On-To-Knowledge Project • Sesame is positioned as a central tool in this project. • OntoExtract: extracts ontological conceptual structures from natural-language documents. • OntoEdit: An ontology editor. • RDF Ferret: A user front-end, that provides search and query. RDF Ferret Sesame OntoEdit OntoExtract
What is Sesame? • Sesame is an open source Java framework for storing, querying and reasoning with RDF and RDF Schema. • It can be used as: • Standalone Server: A database for RDF and RDF Schema. • Java Library: For applications that need to work with RDF internally.
Sesame’s Architecture HTTP SOAP HTTP Protocol Handler SOAP Protocol Handler Sesame Admin Module Query Module Export Module Repository Abstraction Layer (RAL) Repository
The Repository • DBMSs • Currently, Sesame is able to use • PostgreSQL • MySQL • Oracle (9i or newer) • SQL Server • Existing RDF stores • RDF flat files • RDF network services • Using multiple sesame server to retrieve results for queries. • This opens up the possibility of a highly distributed architecture for RDF(S) storing and querying.
Repository Abstraction Layer (RAL) • RAL offers stable, high-level interface for talking to repositories. • It is defined by an API that offers these functionalities: • Add data • Retrieve data • Delete data • Data is returned in streams. (Scalability) • Only small amount of data is kept in memory. • Suitable for use in highly constrained environments such as portable devices. • Caching data (Performance) • E.g. caching RDF schema data which is needed very frequently.
Admin Module • Allows incrementally inserting or deleting RDF data in/from repository. • Retrieves its information form an RDF(S) source • Parses it using an RDF parser • Checks each (S, P, O) statement it gets from the parser for consistency with the information already present in the repository and infers implied information if necessary for instance: • If P equals type, it infers that O must be a class. • If P equals subClassOf, it infers that S and O must be classes. • If P equals subPropertyOf, then it infers that both S and O must be properties. • If P equals domain or range, then it infers that S must be a property and O must be a class.
Query Module • Evaluates RQL queries posed by the user • It is independent of the underlying repository.
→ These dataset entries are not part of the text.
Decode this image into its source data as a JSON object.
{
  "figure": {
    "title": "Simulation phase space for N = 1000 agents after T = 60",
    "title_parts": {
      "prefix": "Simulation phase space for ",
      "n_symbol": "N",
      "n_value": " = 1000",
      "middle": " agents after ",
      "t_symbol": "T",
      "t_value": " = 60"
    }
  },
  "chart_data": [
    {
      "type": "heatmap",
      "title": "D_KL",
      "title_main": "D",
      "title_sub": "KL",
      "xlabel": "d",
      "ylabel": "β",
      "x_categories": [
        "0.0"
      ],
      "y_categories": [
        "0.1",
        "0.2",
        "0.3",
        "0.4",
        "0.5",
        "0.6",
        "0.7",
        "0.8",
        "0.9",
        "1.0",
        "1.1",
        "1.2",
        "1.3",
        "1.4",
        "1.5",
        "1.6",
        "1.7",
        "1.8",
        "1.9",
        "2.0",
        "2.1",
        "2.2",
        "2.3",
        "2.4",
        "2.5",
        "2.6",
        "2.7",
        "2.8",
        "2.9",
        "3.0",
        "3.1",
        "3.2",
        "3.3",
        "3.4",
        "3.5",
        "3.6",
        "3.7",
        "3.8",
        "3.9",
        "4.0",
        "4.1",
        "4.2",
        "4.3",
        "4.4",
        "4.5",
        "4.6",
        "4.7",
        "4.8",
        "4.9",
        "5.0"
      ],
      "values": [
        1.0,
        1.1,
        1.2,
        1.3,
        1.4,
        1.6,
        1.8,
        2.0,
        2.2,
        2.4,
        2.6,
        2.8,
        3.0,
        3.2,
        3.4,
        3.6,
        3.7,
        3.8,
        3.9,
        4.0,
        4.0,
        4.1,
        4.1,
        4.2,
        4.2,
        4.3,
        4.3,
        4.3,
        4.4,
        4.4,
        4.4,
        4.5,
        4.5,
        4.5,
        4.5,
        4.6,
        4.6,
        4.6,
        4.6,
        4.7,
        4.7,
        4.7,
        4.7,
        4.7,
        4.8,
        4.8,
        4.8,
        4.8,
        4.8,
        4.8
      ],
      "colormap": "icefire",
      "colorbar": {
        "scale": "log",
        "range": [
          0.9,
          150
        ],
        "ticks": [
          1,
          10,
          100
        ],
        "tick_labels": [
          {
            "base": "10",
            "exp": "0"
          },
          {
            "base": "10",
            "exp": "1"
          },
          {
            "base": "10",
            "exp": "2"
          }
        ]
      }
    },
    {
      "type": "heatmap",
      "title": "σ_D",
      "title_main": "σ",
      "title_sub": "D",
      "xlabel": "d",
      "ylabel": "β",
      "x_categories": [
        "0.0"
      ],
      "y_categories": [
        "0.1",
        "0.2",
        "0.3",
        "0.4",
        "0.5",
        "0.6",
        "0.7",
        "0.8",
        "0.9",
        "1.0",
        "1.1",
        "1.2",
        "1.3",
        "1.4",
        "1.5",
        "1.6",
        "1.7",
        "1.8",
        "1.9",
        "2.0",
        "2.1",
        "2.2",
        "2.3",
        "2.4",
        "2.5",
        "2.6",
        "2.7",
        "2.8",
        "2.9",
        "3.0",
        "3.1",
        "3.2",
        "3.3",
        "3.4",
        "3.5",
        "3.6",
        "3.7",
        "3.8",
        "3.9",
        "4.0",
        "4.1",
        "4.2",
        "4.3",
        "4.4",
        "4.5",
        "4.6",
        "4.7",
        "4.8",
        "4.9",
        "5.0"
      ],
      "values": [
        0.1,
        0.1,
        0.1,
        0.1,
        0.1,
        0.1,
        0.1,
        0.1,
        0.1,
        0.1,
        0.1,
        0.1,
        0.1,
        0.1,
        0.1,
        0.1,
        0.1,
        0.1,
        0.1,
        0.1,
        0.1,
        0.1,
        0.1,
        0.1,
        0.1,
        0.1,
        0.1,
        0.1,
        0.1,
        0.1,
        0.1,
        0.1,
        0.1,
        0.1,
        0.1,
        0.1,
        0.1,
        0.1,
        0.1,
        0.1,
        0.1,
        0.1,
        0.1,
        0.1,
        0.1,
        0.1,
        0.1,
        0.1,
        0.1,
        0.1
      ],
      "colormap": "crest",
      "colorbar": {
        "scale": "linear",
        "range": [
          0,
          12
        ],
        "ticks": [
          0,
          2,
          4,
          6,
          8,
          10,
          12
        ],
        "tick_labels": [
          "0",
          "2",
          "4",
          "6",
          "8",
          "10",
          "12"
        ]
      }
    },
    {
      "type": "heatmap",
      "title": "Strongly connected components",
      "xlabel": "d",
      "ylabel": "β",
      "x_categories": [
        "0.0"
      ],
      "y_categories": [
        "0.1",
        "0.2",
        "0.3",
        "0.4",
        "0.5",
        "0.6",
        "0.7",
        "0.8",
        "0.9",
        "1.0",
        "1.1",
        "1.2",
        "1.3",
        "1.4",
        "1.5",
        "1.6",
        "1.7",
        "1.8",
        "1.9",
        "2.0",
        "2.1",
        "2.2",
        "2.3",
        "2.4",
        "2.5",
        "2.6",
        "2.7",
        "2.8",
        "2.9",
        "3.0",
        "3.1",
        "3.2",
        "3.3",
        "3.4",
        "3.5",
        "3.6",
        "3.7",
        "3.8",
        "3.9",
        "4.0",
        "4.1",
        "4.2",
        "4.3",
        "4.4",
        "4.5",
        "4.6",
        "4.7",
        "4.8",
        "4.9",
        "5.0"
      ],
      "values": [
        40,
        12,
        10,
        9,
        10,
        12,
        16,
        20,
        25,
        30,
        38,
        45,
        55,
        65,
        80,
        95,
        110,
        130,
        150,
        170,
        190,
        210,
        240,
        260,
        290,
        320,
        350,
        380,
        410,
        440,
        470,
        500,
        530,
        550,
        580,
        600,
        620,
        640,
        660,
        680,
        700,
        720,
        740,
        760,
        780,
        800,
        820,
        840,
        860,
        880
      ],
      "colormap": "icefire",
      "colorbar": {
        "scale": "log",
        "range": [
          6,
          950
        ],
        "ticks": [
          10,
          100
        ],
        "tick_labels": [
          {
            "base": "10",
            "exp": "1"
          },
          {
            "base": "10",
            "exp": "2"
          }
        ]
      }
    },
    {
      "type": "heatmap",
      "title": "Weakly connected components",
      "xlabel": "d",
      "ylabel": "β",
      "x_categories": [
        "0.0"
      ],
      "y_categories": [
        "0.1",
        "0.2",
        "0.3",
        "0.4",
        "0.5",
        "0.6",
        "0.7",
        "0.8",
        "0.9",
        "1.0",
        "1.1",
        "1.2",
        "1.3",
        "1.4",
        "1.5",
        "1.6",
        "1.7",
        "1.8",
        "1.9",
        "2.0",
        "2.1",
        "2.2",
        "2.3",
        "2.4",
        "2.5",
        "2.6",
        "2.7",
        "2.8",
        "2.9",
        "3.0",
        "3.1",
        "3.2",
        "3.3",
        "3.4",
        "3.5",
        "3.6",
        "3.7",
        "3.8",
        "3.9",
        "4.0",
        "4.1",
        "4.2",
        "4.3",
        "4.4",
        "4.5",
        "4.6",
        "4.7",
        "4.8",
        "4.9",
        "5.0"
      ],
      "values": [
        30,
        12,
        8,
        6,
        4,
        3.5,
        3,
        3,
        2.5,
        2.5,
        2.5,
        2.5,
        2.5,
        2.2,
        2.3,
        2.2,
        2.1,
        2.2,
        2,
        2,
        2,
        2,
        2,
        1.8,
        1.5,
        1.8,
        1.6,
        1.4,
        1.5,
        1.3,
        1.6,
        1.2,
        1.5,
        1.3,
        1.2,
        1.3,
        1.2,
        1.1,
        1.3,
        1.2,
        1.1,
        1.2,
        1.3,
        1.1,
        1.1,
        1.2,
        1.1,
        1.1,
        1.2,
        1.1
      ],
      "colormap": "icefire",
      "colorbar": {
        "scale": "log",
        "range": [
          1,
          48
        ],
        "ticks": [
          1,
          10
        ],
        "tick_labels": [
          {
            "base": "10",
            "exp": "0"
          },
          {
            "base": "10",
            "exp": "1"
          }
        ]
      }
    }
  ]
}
So it can not use optimizations and query evaluations offered by specific DBMSs. • RQL queries are translated into a set of calls to the RAL. • e.g. when a query contains a join operation over two subqueries, each of the subqueries is evaluated, and the join operation is then executed by the query engine on the results.
RDF Export Module • This module allows for the extraction of the complete schema and/or data from a model in RDF format. • It supplies the basis for using Sesame with other RDF tools.
Important Features of Sesame • Powerful query language • Portability • It is written completely in Java. • Repository independence • Extensibility • Other functional modules can be created and be plugged in it. • Flexible communication by using protocol handlers • The architecture separates the communication details from the actual functionality through the use of protocol handlers.